Uit het onder 4.1 tot en met 4.3 overwogene volgt dat de rechtbank ten onrechte heeft overwogen dat er geen plaats is voor aanvullende werking van artikel 4:35 van de Awb en dat appellant die bepaling niet aan de afwijzing van de aanvraag om verlening van een pgb ten grondslag heeft kunnen leggen. Daaruit volgt dat het hoger beroep slaagt en dat de aangevallen uitspraak voor vernietiging in aanmerking komt.
4.5.
De Raad dient aansluitend te bezien welk vervolg aan deze uitkomst wordt gegeven.

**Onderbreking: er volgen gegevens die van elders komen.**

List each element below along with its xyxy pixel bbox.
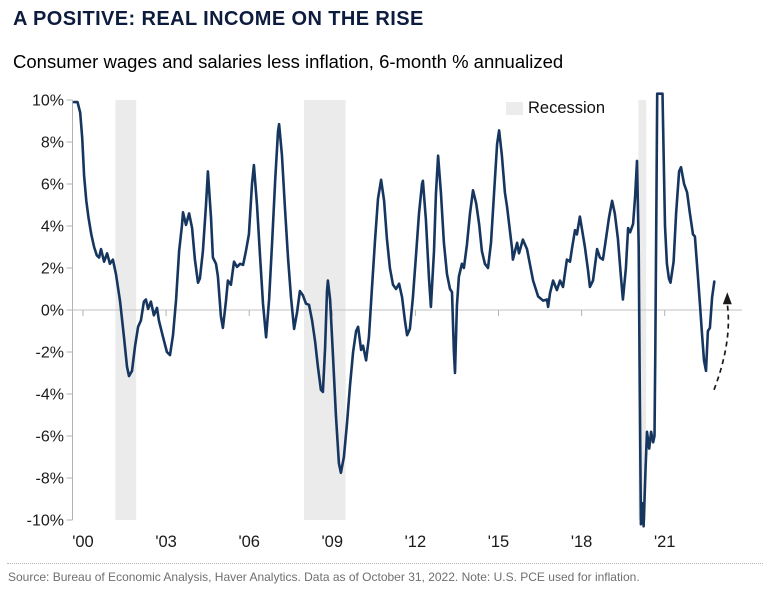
- x-axis-label: '15: [488, 533, 510, 551]
- x-axis-label: '12: [405, 533, 427, 551]
- source-note: Source: Bureau of Economic Analysis, Hav…: [8, 570, 640, 584]
- y-axis-label: -10%: [27, 513, 64, 530]
- y-axis-label: 10%: [32, 93, 64, 110]
- y-axis-label: -2%: [36, 345, 64, 362]
- x-axis-label: '00: [72, 533, 94, 551]
- page-title: A POSITIVE: REAL INCOME ON THE RISE: [13, 8, 424, 30]
- x-axis-label: '21: [654, 533, 676, 551]
- trend-arrow: [713, 304, 730, 391]
- y-axis-label: -4%: [36, 387, 64, 404]
- x-axis-label: '03: [155, 533, 177, 551]
- y-axis-label: 0%: [41, 303, 64, 320]
- trend-arrow-head-icon: [722, 292, 732, 305]
- x-axis-label: '18: [571, 533, 593, 551]
- recession-swatch-icon: [506, 102, 523, 115]
- chart-subtitle: Consumer wages and salaries less inflati…: [13, 51, 564, 72]
- y-axis-label: -8%: [36, 471, 64, 488]
- legend: Recession: [506, 99, 605, 118]
- x-axis-label: '09: [322, 533, 344, 551]
- y-axis-label: 2%: [41, 261, 64, 278]
- y-axis-label: -6%: [36, 429, 64, 446]
- y-axis-label: 4%: [41, 219, 64, 236]
- y-axis-label: 6%: [41, 177, 64, 194]
- series-line: [72, 92, 716, 528]
- legend-label: Recession: [528, 99, 606, 117]
- y-axis-label: 8%: [41, 135, 64, 152]
- x-axis-label: '06: [238, 533, 260, 551]
- footer-divider: [7, 563, 763, 564]
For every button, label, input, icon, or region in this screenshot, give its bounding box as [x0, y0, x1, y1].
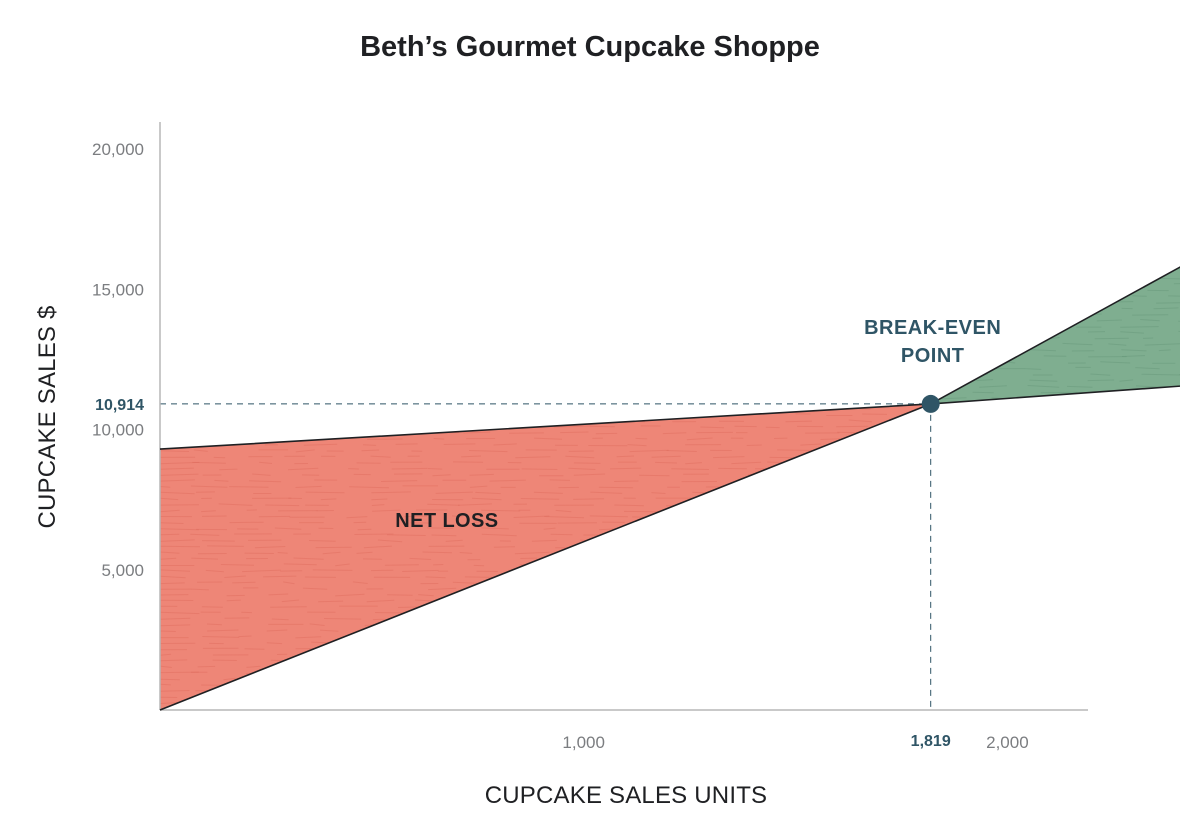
guide-layer: [160, 403, 932, 710]
label-layer: CUPCAKESALESTOTALCOSTSNET LOSSNET PROFIT…: [395, 317, 1001, 532]
net-loss-label: NET LOSS: [395, 510, 498, 532]
y-tick-label: 20,000: [92, 140, 144, 159]
x-tick-label: 1,000: [562, 733, 605, 752]
net-profit-region: [930, 267, 1180, 404]
chart-title: Beth’s Gourmet Cupcake Shoppe: [360, 31, 820, 63]
break-even-label: POINT: [901, 345, 965, 367]
axes-layer: 1,0002,0003,0005,00010,00015,00020,00010…: [92, 122, 1088, 752]
break-even-x-value: 1,819: [911, 733, 951, 750]
break-even-point-marker: [921, 394, 940, 413]
x-axis-title: CUPCAKE SALES UNITS: [485, 782, 768, 809]
break-even-label: BREAK-EVEN: [864, 317, 1001, 339]
y-tick-label: 5,000: [101, 561, 144, 580]
y-tick-label: 15,000: [92, 280, 144, 299]
series-layer: [159, 266, 1180, 711]
y-axis-title: CUPCAKE SALES $: [34, 305, 61, 528]
x-tick-label: 2,000: [986, 733, 1029, 752]
y-tick-label: 10,000: [92, 421, 144, 440]
break-even-y-value: 10,914: [95, 397, 144, 414]
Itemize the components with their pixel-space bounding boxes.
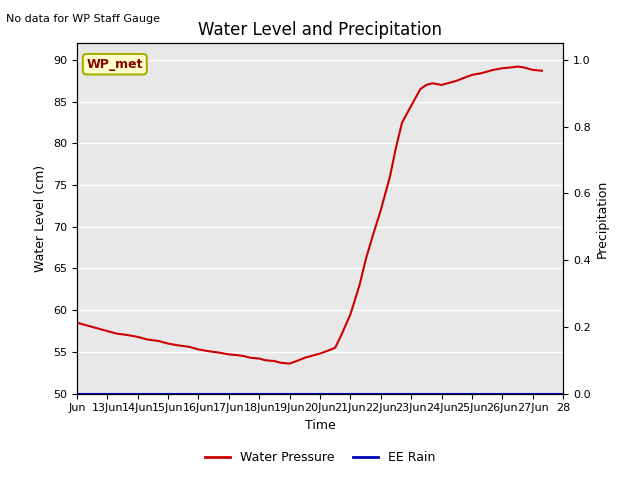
X-axis label: Time: Time: [305, 419, 335, 432]
Title: Water Level and Precipitation: Water Level and Precipitation: [198, 21, 442, 39]
Text: No data for WP Staff Gauge: No data for WP Staff Gauge: [6, 14, 161, 24]
Y-axis label: Water Level (cm): Water Level (cm): [35, 165, 47, 272]
Y-axis label: Precipitation: Precipitation: [596, 179, 609, 258]
Text: WP_met: WP_met: [86, 58, 143, 71]
Legend: Water Pressure, EE Rain: Water Pressure, EE Rain: [200, 446, 440, 469]
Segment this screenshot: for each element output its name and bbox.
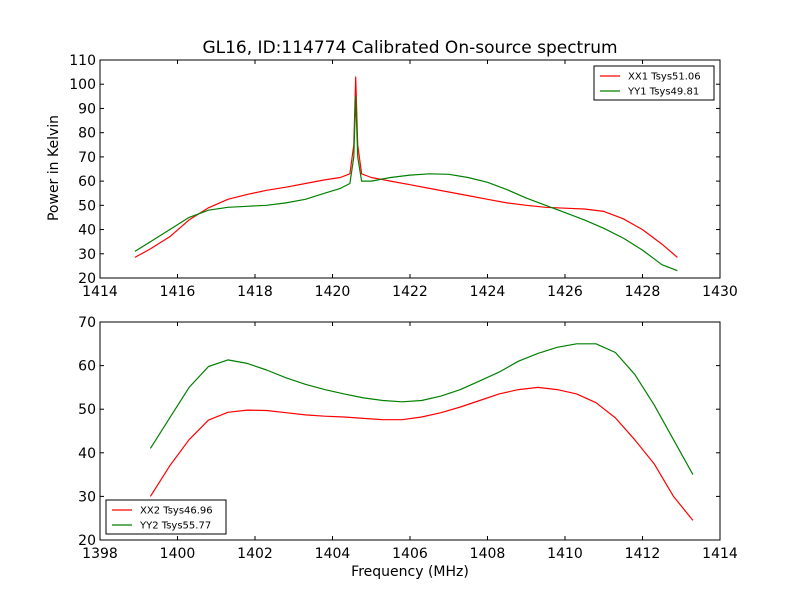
x-tick-label: 1416 [160, 284, 196, 300]
y-tick-label: 40 [78, 223, 96, 239]
y-tick-label: 70 [78, 150, 96, 166]
y-tick-label: 60 [78, 174, 96, 190]
y-tick-label: 50 [78, 402, 96, 418]
x-tick-label: 1424 [470, 284, 506, 300]
x-tick-label: 1398 [82, 546, 118, 562]
y-tick-label: 40 [78, 446, 96, 462]
x-tick-label: 1400 [160, 546, 196, 562]
top-panel: 1414 1416 1418 1420 1422 1424 1426 1428 1430 20 30… [69, 53, 738, 300]
x-tick-label: 1412 [625, 546, 661, 562]
x-tick-label: 1422 [392, 284, 428, 300]
y-tick-label: 50 [78, 198, 96, 214]
x-tick-label: 1408 [470, 546, 506, 562]
series-line-2-1 [149, 386, 694, 521]
x-tick-label: 1418 [237, 284, 273, 300]
x-tick-label: 1430 [702, 284, 738, 300]
x-tick-label: 1414 [82, 284, 118, 300]
y-axis-label: Power in Kelvin [46, 115, 62, 221]
x-tick-label: 1406 [392, 546, 428, 562]
y-tick-label: 70 [78, 315, 96, 331]
x-tick-label: 1410 [547, 546, 583, 562]
legend: XX2 Tsys46.96 YY2 Tsys55.77 [105, 499, 227, 535]
x-tick-label: 1426 [547, 284, 583, 300]
y-tick-label: 110 [69, 53, 96, 69]
legend-box [105, 499, 227, 535]
legend-entry: XX2 Tsys46.96 [140, 506, 213, 517]
y-tick-label: 60 [78, 359, 96, 375]
series-line-2-2 [149, 343, 694, 475]
y-tick-label: 100 [69, 77, 96, 93]
legend-entry: YY2 Tsys55.77 [139, 521, 211, 532]
legend: XX1 Tsys51.06 YY1 Tsys49.81 [593, 65, 715, 101]
y-tick-label: 90 [78, 101, 96, 117]
x-tick-label: 1414 [702, 546, 738, 562]
legend-box [593, 65, 715, 101]
x-tick-label: 1428 [625, 284, 661, 300]
legend-entry: YY1 Tsys49.81 [627, 87, 699, 98]
y-tick-label: 20 [78, 271, 96, 287]
x-tick-label: 1404 [315, 546, 351, 562]
series-line-1-2 [134, 95, 678, 272]
y-tick-label: 30 [78, 489, 96, 505]
x-tick-label: 1420 [315, 284, 351, 300]
x-axis-label: Frequency (MHz) [351, 564, 469, 580]
series-line-1-1 [134, 76, 678, 258]
y-tick-label: 30 [78, 247, 96, 263]
y-tick-label: 20 [78, 533, 96, 549]
legend-entry: XX1 Tsys51.06 [628, 72, 701, 83]
bottom-panel: 1398 1400 1402 1404 1406 1408 1410 1412 1414 20 30… [78, 315, 738, 562]
x-tick-label: 1402 [237, 546, 273, 562]
y-tick-label: 80 [78, 126, 96, 142]
figure-title: GL16, ID:114774 Calibrated On-source spe… [202, 38, 617, 58]
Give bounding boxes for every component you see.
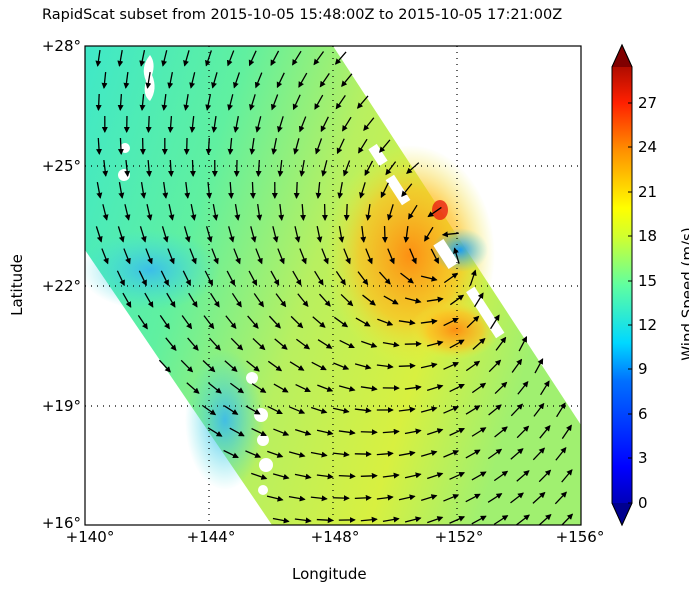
y-tick-22: +22° <box>41 277 81 295</box>
cb-tick-27: 27 <box>638 94 658 112</box>
x-tick-156: +156° <box>555 528 605 546</box>
cb-tick-9: 9 <box>638 360 648 378</box>
y-tick-28: +28° <box>41 37 81 55</box>
cb-tick-12: 12 <box>638 316 658 334</box>
x-tick-140: +140° <box>65 528 115 546</box>
cb-tick-21: 21 <box>638 183 658 201</box>
cb-tick-3: 3 <box>638 449 648 467</box>
cb-tick-15: 15 <box>638 272 658 290</box>
x-tick-152: +152° <box>434 528 484 546</box>
y-tick-16: +16° <box>41 514 81 532</box>
chart-title: RapidScat subset from 2015-10-05 15:48:0… <box>42 7 563 23</box>
y-axis-label: Latitude <box>7 254 26 316</box>
y-tick-25: +25° <box>41 157 81 175</box>
x-axis-label: Longitude <box>292 565 367 583</box>
wind-swath <box>85 46 581 525</box>
colorbar <box>611 43 633 527</box>
y-tick-19: +19° <box>41 397 81 415</box>
wind-vectors <box>95 49 574 525</box>
x-tick-148: +148° <box>310 528 360 546</box>
cb-tick-0: 0 <box>638 494 648 512</box>
cb-tick-24: 24 <box>638 138 658 156</box>
x-tick-144: +144° <box>186 528 236 546</box>
plot-frame <box>84 45 582 526</box>
cb-tick-6: 6 <box>638 405 648 423</box>
colorbar-label: Wind Speed (m/s) <box>678 227 689 361</box>
cb-tick-18: 18 <box>638 227 658 245</box>
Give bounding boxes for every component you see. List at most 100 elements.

Mr. Langereis heeft in het verweerschrift vermeld dat betrokkene niet langer zelf de financiën rond zijn zorg hoeft te regelen en dat een pgb, zoals indertijd aangevraagd, niet langer nodig en door hem gewenst is. Ter zitting heeft mr. Langereis erkend dat betrokkene geen belang meer heeft bij een nadere beoordeling van het geschil. De Raad zal dan ook, doende hetgeen de rechtbank zou behoren te doen, het beroep tegen het bestreden besluit wegens het ontbreken van procesbelang niet-ontvankelijk verklaren.
5.
Er bestaat geen aanleiding voor een veroordeling in de proceskosten.

BESLISSING

De Centrale Raad van Beroep
  • vernietigt de aangevallen uitspraak;
  • verklaart het beroep tegen het besluit van 4 april 2012 niet-ontvankelijk.
Deze uitspraak is gedaan door R.M. van Male als voorzitter en W.H. Bel en M.F. Wagner als leden, in tegenwoordigheid van M.R. Schuurman als griffier. De beslissing is uitgesproken in het openbaar op 21 augustus 2013.